Она потом напишет на Сеныча донос, эта Нина Фардина. И это будет самое бессмысленное действие на свете. На него и так уже пошли войной, когда война закончилась. Что вот ей не сиделось? Спокойно могла не мараться, его бы и так убрали – но нет, поучаствовала.

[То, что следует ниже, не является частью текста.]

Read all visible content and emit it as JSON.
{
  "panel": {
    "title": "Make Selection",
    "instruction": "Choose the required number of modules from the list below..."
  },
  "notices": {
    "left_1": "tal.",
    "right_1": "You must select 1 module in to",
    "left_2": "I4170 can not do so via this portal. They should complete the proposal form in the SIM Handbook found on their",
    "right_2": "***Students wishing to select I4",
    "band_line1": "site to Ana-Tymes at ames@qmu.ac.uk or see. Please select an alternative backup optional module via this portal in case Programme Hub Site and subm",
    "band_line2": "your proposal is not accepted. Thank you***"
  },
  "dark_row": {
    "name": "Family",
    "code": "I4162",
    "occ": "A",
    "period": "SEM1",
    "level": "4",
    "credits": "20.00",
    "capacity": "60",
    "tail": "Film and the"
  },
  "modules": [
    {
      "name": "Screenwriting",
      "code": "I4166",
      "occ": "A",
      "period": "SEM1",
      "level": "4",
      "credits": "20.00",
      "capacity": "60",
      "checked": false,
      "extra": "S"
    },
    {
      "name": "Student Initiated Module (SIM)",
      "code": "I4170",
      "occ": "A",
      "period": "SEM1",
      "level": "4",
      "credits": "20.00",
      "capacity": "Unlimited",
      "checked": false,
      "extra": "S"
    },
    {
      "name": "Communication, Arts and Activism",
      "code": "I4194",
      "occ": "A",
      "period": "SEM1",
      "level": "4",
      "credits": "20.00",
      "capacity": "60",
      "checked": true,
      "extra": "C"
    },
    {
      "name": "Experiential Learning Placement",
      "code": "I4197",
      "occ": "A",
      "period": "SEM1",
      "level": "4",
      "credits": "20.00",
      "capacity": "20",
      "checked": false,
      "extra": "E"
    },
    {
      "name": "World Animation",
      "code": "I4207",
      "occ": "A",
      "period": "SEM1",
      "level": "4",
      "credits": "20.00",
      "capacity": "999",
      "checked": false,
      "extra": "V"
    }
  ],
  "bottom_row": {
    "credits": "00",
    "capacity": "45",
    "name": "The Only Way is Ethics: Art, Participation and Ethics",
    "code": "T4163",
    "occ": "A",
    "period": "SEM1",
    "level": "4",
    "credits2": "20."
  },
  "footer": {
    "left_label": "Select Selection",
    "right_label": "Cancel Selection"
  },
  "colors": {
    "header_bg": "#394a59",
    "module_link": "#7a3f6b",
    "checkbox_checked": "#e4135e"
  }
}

Это был вопрос времени. Он все знал.


Мы сидим у него, скатерть опять залита мадерой – Ирина поджимает губы, но Ирина, надо понимать, к этому моменту уже на последней стадии нервного истощения. Она уже все понимает. Она не спит к этому моменту уже сколько? Полгода. Вообще не спит, ни с каким снотворным. Сеныч рассказывал: ходит ночью по улицам, приходит с утра. Он встает, она варит ему кофе и плачет. Я говорю: «Может, уехать?» Он улыбается своей этой улыбкой – ну как ее описать? «Ты смеешься, что ль?» – «А что вы предлагаете?» – «Знаешь, – говорит, и мне на секунду кажется, что он серьезен, – помнишь, у Лескова: “самовольно повесился”? Когда попик один пил-пил, да потом послал прошение, чтобы его как можно скорее расстреляли или в солдаты отдали, но не дождавшись… – кашляет, а я понимаю: ни черта не серьезен, опять измывается, – не дождавшись, говорю, самовольно повесился. Ничего не напоминает?» – Ни черта он не серьезен, ему плевать на меня просто. Кладет в стакан сахар и мешает энергично и аккуратно; чай вздымается воронкой вокруг ложки, доходит до края, но не выплескивается. Зачем, зачем ты так рисковал, дурак, зачем вы так рисковали, Семен Натанович, зачем вы прете на рожон, зачем вы подставляетесь? Он затягивается и смотрит на меня через дым. «Я думал, ты далеко пойдешь, а ты туповат остался». Он умеет зверски обидно сказать. Я знаю, что нужно ответить, но у меня колет нижнюю губу: тут надо холодной воды выпить, но ее нет, отпиваю мадеру, но от нее только хуже. И не могу говорить, молчу. И он молчит, смотрит на меня и все, мерзавец, понимает. Ведь все же понимаешь, чтоб тебя. Лысый, мелкий, носатый, шустрый. Как я буду жить-то без тебя. Я не могу без тебя. Такие дела. Ирина грохает чайником на кухне и проходит; я вижу ее отражение в окне: красивая. Всегда была красивая, в студии была самая красивая, когда он ее увидел. Сама невысокая, но его выше на полголовы. Ни черта я не вижу, никакого отражения – она же на кухне. Но красивая! Черт бы ее побрал. Я говорю, сил набравшись: «Можете геройствовать сколько угодно, а выход есть всегда. Предупрежден – значит вооружен. Времена вон как меняются. Подумайте об Ирине, вон она до чего доведена». – «Ирина! – он орет в кухню. – Иди-ка ты к нам. Мы соскучились».

И она приходит, щурится, негромко говорит: «Я пряники вам хотела принести», затягивается папироской. Они всегда курили. А я всегда терпеть не мог.